Computing Power Glossary - GPU & Cloud Terms Explained

A100

[ay-one-hundred]

NVIDIA's flagship data center GPU based on the Ampere architecture, released in 2020. Available in 40GB and 80GB HBM2e memory configurations.

Example:

"We need 8x A100 80GB GPUs to train our 70B parameter model efficiently."

Ampere Architecture

NVIDIA's GPU microarchitecture generation released in 2020, featuring improved tensor cores and support for sparsity acceleration.

Batch Size

The number of training samples processed together in one forward/backward pass during neural network training. Larger batch sizes can improve GPU utilization but require more VRAM.

Example:

"Increasing the batch size from 32 to 128 improved our H100 utilization from 60% to 95%."

CUDA

[koo-dah]

Compute Unified Device Architecture - NVIDIA's parallel computing platform and API that allows software to use GPUs for general-purpose processing.

Example:

"This model requires CUDA 11.8 or higher for optimal performance."

CUDA Cores

The parallel processing units within NVIDIA GPUs. More CUDA cores generally means better parallel processing performance.

FLOPS

[flops]

Floating Point Operations Per Second - A measure of computer performance, especially in scientific computations. Common scales: TFLOPS (trillion), PFLOPS (quadrillion), EFLOPS (quintillion).

Example:

"The H100 delivers up to 989 TFLOPS of FP16 tensor performance."

FP16 (Half Precision)

16-bit floating-point format that uses half the memory of FP32, enabling faster computation and reduced memory usage with minimal accuracy loss for many AI workloads.

GPU

[jee-pee-you]

Graphics Processing Unit - A specialized processor originally designed for graphics rendering, now widely used for parallel computing tasks including AI/ML training and inference.

H100

[aych-one-hundred]

NVIDIA's latest flagship data center GPU based on the Hopper architecture, released in 2022. Features 80GB of HBM3 memory and delivers up to 3x the performance of the A100.

Example:

"The H100's FP8 support cuts our training time in half compared to the A100."

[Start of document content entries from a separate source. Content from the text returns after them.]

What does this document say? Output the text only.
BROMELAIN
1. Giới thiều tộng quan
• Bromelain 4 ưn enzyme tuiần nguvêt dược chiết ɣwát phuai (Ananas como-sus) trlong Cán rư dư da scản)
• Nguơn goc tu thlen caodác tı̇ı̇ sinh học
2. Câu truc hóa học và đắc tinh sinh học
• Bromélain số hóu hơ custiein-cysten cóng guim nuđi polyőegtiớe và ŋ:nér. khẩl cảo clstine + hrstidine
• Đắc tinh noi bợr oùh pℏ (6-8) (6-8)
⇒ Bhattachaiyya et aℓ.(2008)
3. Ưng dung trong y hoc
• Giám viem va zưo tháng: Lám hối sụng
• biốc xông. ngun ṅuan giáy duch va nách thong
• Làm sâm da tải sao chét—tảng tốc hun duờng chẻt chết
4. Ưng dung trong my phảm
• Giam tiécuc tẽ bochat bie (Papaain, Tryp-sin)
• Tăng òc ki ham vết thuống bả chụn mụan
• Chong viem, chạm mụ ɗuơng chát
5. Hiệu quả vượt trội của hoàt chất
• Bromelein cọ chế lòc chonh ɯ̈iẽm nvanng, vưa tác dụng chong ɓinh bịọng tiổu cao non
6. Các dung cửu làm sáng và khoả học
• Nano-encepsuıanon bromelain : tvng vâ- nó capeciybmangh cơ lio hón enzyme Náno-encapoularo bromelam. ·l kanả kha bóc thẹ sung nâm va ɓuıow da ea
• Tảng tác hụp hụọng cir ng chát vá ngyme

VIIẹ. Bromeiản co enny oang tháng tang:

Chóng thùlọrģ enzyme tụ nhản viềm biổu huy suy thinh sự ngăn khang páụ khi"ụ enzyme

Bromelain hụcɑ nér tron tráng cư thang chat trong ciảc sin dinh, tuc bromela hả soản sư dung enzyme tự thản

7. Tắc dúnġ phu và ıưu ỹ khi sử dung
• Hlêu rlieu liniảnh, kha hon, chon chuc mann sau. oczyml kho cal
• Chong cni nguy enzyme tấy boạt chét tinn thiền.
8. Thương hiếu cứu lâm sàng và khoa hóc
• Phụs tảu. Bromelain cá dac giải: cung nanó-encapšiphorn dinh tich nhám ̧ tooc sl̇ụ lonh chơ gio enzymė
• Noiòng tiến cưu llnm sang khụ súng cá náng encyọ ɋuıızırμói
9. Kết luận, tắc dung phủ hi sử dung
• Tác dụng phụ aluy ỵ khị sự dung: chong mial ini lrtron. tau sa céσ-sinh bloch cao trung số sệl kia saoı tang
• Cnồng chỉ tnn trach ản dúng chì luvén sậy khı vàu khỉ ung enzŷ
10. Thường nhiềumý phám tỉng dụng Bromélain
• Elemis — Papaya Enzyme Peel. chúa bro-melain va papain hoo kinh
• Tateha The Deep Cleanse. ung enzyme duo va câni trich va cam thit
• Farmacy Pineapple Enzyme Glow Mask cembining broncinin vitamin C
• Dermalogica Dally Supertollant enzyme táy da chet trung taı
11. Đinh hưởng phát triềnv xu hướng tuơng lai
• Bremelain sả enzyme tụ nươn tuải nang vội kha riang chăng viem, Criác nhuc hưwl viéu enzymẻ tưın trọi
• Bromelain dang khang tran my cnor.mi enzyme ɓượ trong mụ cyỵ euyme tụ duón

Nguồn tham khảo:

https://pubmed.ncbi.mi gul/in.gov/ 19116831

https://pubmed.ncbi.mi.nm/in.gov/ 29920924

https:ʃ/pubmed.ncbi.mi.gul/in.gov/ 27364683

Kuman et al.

HBM (High Bandwidth Memory)

A type of memory interface for 3D-stacked DRAM that provides significantly higher bandwidth than traditional GDDR memory. HBM3 in the H100 provides 3TB/s of bandwidth.

Inference

The process of using a trained neural network model to make predictions on new data. Generally requires less compute power than training.

Example:

"For inference workloads, a single A100 can serve 100+ concurrent users."

LLM (Large Language Model)

AI models with billions of parameters trained on vast text datasets. Examples include GPT-4, LLaMA, and Claude. Requires significant GPU resources for training and inference.

Example:

"Training a 70B parameter LLM requires at least 16x A100 80GB GPUs."

Mixed Precision Training

A technique that uses both FP16 and FP32 computations to accelerate training while maintaining model accuracy. Can provide 2-3x speedup on modern GPUs.

NVLink

NVIDIA's high-speed interconnect technology for direct GPU-to-GPU communication. NVLink 4.0 in H100 provides 900 GB/s bidirectional bandwidth.

Parameters

The learnable weights in a neural network. Model size is often described by parameter count (e.g., 7B, 70B, 175B parameters).

Example:

"Each billion parameters requires roughly 2GB of memory in FP16 format."

Quantization

The process of reducing the precision of model weights and activations (e.g., from FP16 to INT8) to reduce memory usage and increase inference speed.

Example:

"4-bit quantization allows us to run a 70B model on a single A100 40GB."

Spot Instance

Unused cloud compute capacity available at significant discounts (up to 90% off) but can be interrupted with short notice.

Example:

"We use spot instances for batch inference jobs, saving 70% on GPU costs."

Tensor Cores

Specialized processing units in NVIDIA GPUs designed for matrix multiplication operations, providing significant acceleration for AI workloads.

TFLOPS

[tee-flops]

Trillion (10^12) Floating Point Operations Per Second. Common metric for measuring GPU compute performance.

TPU

[tee-pee-you]

Tensor Processing Unit - Google's custom-developed ASIC specifically designed for neural network machine learning. TPU v4 offers comparable performance to A100.

Example:

"Google Cloud's TPU v4 pods can deliver up to 1.1 exaflops of compute."

VRAM

[vee-ram]

Video Random Access Memory - The dedicated high-speed memory on a GPU. The amount of VRAM determines the maximum model size and batch size you can process.

Example:

"A 70B parameter model requires at least 140GB of VRAM in FP16, so you need multiple GPUs."